The wraith watched him with the malevolent expression of something that had been denied a meal, but it steadily retreated, soon disappearing around the corner.
“Take him,” Leera said. Bridget and Augum grabbed the boy. Leera stared the slab down, blood dripping from her nose. “This is going to suck.” Her shoulders heaved a few times before she shoved at the air before her. “BAKA!” The giant stone slab bounced a few more finger lengths as she collapsed onto Augum’s other arm, whimpering and clutching her head.

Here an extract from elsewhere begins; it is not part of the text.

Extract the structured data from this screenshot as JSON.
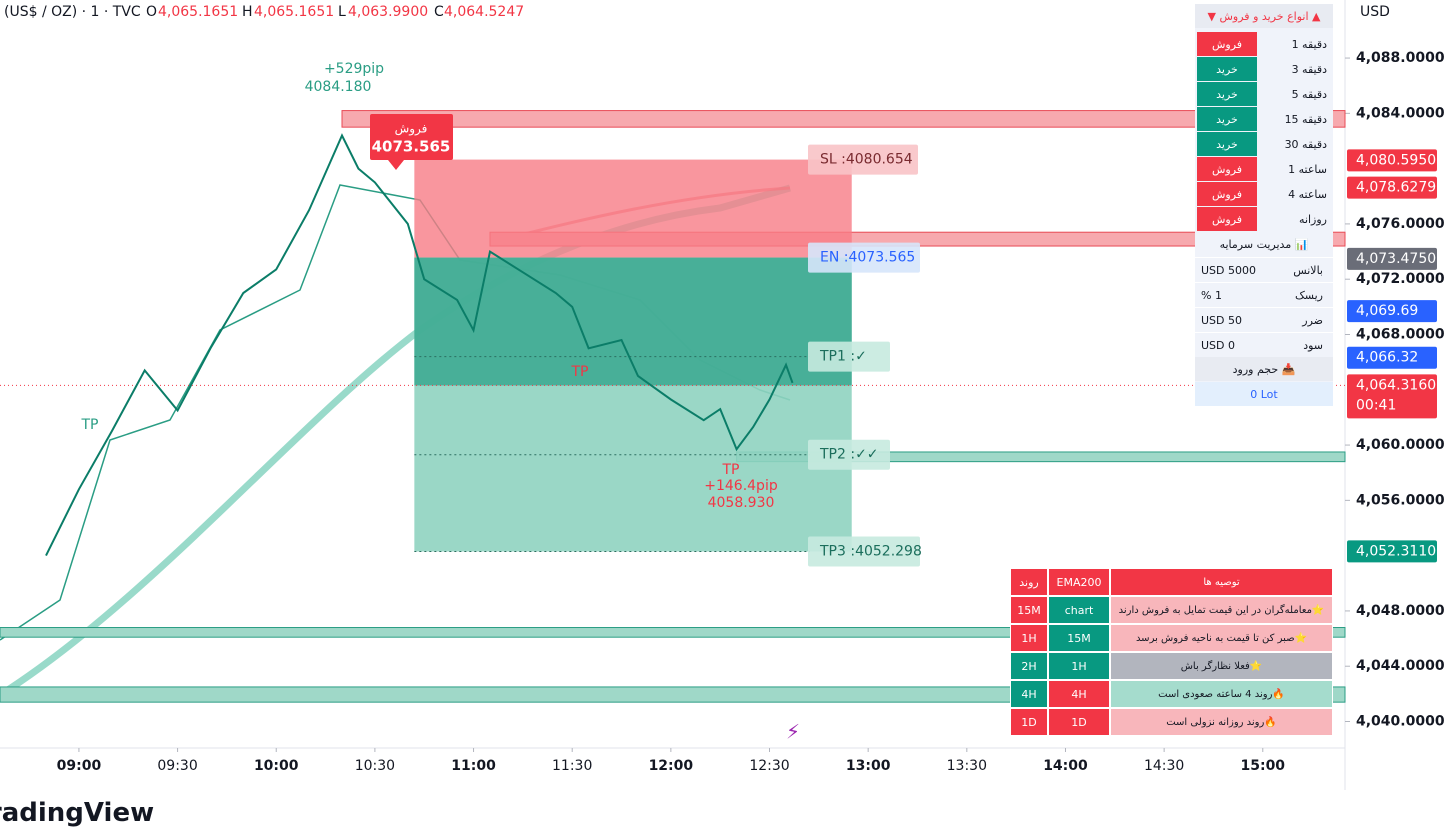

“I got him, go!” Bridget said.
Augum squeezed through the gap with a groan, then helped a writhing Leera do the same. He had to lay her down so he could help Bridget, who awkwardly slithered through the gap while holding onto Jonathan’s torso. But the boy had found a grip—his hands curled around the edge of the slab, forcing them to pull on his legs in a tug of war.

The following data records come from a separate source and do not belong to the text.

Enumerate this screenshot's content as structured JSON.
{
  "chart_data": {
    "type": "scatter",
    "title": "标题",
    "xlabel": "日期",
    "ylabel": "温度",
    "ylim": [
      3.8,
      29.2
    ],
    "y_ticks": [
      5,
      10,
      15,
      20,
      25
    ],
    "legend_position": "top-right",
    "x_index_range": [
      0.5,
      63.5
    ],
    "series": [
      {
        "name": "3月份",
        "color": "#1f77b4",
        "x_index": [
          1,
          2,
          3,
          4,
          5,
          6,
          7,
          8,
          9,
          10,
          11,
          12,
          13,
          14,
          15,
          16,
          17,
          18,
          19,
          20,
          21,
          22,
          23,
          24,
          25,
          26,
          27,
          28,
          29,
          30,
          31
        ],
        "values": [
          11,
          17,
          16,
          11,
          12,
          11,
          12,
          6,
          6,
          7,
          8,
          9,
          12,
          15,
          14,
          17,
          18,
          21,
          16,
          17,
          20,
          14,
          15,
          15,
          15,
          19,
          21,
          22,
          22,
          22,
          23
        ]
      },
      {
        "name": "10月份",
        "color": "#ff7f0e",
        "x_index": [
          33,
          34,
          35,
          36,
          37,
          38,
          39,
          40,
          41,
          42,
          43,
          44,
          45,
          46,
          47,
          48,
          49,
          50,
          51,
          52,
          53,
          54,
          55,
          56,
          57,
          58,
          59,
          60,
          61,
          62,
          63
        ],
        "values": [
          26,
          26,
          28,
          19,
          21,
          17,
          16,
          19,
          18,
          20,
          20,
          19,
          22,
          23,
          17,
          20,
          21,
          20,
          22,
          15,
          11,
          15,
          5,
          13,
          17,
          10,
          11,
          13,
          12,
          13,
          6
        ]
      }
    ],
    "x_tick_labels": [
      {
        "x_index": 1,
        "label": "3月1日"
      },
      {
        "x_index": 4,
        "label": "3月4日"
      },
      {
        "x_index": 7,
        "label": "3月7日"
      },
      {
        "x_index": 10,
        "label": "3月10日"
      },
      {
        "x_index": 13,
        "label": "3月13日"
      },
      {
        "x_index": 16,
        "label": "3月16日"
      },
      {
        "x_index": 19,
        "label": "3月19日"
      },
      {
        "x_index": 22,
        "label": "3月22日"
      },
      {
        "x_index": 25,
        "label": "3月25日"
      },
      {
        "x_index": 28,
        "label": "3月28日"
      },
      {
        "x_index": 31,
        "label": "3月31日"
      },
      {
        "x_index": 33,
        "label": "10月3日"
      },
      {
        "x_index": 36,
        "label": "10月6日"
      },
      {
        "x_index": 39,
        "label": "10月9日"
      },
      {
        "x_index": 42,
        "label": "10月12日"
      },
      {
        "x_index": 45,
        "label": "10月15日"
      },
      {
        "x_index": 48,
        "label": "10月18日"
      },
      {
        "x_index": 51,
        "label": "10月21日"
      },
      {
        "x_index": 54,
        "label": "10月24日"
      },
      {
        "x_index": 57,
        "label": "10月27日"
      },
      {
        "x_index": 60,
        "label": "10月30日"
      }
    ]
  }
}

“Let go!” Bridget shrieked.
“NO!”
Suddenly the slab started to return to its position with a grinding sound.
“Let go or it’ll squish you!”
“NO—!”
Augum winced as he forced himself to help the situation with Telekinesis. The boy screamed from the strain but finally let go. The three of them collapsed in a gasping heap beside Leera as the slab shut. Augum could hear the wraiths and walkers rove about the maze, clacking with, he assumed, frustration.

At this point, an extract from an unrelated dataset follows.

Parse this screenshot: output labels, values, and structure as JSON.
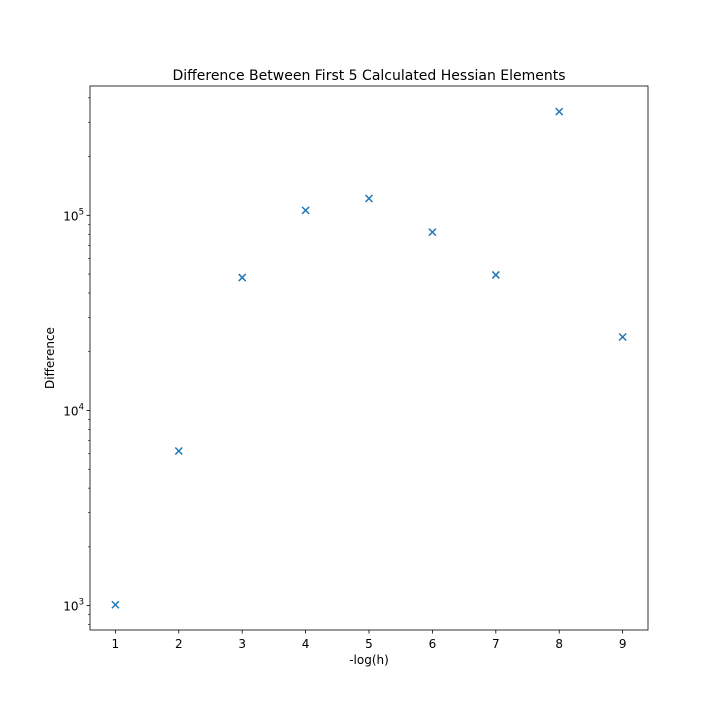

Eventually, after hearing a hiss come a little close for comfort, they got up and trundled along the field, the girls firmly holding the struggling boy’s arms. Augum was constantly fighting back the grinding pain of his jaw, which dwarfed the arcane-induced headache. Soon they were in the dimly lit obstacle field. Bridget eyed each obstacle carefully, mumbling to herself.
“Where are you taking me?” Jonathan asked.
No one replied as they hurried along.
“They’ll hang you. No,
flay
you alive. Especially you two gutterborn wenches—”
Bridget flinched. “Don’t use those horrible words.”
“You’re not my mother. You’re an enemy of the kingdom. Brainwashed villains of the first order—”
“There, that looks like it,” Bridget said, nodding at a black pillar on top of which sat a carved stone head with a shaved pate. Before the pillar was a large crimson circle.
“Looks right,” Leera said, and they went over to it, half-dragging and half-walking the boy.
“No, you can’t—” the boy said, struggling anew.
“I’m sorry but we don’t have a choice,” Bridget said. “Hold him, Aug.”
Augum grabbed the boy as Bridget read the inscription on the pillar.
“ ‘Memory Wipe. Warning: this obstacle is for advanced warlock use only. Warlocks are advised to be proficient with Mind Armor at the 10th degree or higher. Rune one casts the spell at the 8th degree. Rune two casts the spell at the 10th degree. Rune three casts the spell at the 12th degree’.”
There were three gargoyle runes below the inscription.
“It should only wipe out your time here in Antioc,” Bridget said.
The boy increased his struggling. “Wait … I’ll never tell! Promise!”
Bridget closed her eyes. “I’m so sorry, but we cannot take the risk. There is too much at stake.”
“No! I’ll hex you, I will!”
She rested a gentle hand on his arm. “Please don’t or we’ll cast Confusion on you, and the effects might make it much worse.
Please
.”
The boy collapsed, exhausted. He gave them each a venomous look. “You’re going to hell anyway. All of you. And you’ll hang and I’ll watch you choke and kick until you are dead.”